The C-X-C motifs chemokine ligand 2 (CXCL2) is part of the chemokine superfamily and encodes secreted proteins, that took part in immune control and inflammatory processes [48-50].CCL2 exerts a significant effect on initiating and progressing cancer, that was related to strengthened expression of a development element with an ability to augment tumor cell development [51, 52].In addition, the present study found that alkylation agent exposure induces the expression of various inflammation-related genes, including CXCL-2, and thus affects the cancer cell secretion group and tumor microenvironment in vitro [53, 54].The progress of BRCA may be closely related to chronic inflammation because of the effect of inflammatory elements on genetic instability and follow-up cancer susceptibility [55].Inflammation-related genes exert various effects on the appearance and growth of BRCA such as boosting cell propagation, differentiation,tumor metastasis, and fine-tuning the inflammatory microenvironment of tumor tissue [56, 57].Recent evidence points to multiple pathways by which inflammation-related genes, including CXCL2, are involved in BRCA development as potential biomarkers and therapeutic targets [58].

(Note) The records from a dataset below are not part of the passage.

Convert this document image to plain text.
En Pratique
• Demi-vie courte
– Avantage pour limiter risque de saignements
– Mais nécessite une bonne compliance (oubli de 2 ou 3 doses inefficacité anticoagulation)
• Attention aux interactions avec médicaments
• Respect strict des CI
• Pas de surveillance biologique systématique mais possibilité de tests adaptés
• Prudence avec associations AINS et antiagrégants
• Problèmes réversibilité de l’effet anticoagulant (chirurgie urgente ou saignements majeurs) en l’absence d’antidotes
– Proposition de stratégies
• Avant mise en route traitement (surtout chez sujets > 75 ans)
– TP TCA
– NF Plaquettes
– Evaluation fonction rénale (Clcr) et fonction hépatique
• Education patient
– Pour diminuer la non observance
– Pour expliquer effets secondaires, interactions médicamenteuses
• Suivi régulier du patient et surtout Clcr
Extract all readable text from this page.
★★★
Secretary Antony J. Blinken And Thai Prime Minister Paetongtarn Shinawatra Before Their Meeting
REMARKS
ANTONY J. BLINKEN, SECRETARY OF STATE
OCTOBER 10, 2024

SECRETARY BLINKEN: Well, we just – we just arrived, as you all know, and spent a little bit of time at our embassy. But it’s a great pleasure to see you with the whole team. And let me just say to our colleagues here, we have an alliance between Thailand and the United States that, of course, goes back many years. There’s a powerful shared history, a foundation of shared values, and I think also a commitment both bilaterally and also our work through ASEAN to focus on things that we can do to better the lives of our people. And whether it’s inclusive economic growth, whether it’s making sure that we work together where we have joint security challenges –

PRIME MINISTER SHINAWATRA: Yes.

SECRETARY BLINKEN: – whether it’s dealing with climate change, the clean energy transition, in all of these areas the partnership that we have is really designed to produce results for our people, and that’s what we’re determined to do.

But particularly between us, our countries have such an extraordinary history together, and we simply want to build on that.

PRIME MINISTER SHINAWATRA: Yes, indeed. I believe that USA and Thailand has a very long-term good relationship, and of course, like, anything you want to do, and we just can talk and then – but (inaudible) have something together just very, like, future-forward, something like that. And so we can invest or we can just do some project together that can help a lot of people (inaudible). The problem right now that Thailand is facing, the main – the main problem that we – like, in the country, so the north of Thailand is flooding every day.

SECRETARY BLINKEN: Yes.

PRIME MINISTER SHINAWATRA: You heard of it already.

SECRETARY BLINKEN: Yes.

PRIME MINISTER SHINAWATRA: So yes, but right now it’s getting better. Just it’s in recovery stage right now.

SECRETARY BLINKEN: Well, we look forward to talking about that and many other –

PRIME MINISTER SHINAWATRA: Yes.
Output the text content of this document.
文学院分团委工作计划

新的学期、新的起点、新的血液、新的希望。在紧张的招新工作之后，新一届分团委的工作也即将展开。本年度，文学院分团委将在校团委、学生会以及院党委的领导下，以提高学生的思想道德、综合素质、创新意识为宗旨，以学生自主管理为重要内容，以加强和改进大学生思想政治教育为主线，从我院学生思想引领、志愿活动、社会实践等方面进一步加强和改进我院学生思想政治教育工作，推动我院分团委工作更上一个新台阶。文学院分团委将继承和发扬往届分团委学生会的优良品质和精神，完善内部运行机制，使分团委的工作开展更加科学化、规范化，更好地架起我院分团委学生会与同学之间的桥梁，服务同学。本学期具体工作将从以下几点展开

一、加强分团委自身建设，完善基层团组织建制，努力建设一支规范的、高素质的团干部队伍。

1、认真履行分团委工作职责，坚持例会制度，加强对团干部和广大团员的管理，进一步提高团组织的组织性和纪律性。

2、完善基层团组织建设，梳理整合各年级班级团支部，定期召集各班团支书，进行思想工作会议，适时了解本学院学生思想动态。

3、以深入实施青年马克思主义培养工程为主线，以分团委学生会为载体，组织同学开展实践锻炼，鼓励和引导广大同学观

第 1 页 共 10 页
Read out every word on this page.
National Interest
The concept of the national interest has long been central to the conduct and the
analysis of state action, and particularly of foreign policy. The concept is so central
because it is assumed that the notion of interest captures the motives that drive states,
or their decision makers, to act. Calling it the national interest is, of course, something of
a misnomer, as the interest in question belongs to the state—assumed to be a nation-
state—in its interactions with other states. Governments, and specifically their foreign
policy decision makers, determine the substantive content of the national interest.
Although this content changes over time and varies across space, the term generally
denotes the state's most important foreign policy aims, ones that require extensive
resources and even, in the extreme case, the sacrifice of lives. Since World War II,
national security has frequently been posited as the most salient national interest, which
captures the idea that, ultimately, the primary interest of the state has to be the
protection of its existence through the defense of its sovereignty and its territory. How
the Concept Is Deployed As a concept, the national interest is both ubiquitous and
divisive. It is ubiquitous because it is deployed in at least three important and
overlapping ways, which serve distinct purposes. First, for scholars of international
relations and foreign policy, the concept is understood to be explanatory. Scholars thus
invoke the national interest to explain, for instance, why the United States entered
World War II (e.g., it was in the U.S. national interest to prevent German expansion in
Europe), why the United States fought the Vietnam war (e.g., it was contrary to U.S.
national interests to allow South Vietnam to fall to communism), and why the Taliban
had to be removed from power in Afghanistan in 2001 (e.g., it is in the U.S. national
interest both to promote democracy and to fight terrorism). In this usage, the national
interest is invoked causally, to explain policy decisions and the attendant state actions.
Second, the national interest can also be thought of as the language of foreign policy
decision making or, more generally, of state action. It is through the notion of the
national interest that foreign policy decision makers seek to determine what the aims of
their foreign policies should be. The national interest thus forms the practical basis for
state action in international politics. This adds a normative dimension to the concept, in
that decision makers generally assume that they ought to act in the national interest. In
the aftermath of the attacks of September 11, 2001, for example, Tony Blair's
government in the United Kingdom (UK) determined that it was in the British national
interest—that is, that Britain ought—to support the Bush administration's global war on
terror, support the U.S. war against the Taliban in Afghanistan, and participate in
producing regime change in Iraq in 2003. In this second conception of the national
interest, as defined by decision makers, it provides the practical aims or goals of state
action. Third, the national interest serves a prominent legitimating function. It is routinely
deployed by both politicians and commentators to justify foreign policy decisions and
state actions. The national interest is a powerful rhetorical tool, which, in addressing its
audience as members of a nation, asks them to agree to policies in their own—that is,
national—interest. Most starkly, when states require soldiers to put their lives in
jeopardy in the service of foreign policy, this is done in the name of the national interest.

This study is limited to the bioinformatics analysis of current data.In addition, functional studies of key genes are needed.Finally,molecular biology and animal experiments are needed to verify our findings.

Conclusion

This research constructed a co-expression network with WGCNA method to explore the hub genes related to BRCA associated with inflammation, and TCGA-BRCA and GSE70947 datasets were used for joint analysis.Our findings revealed that SAA1 and CXCL2 was highly correlated with BRCA associated with inflammation and its prognostic significance was positively correlated with TIICs, which may enhance our basic knowledge of the molecular mechanisms of the disease.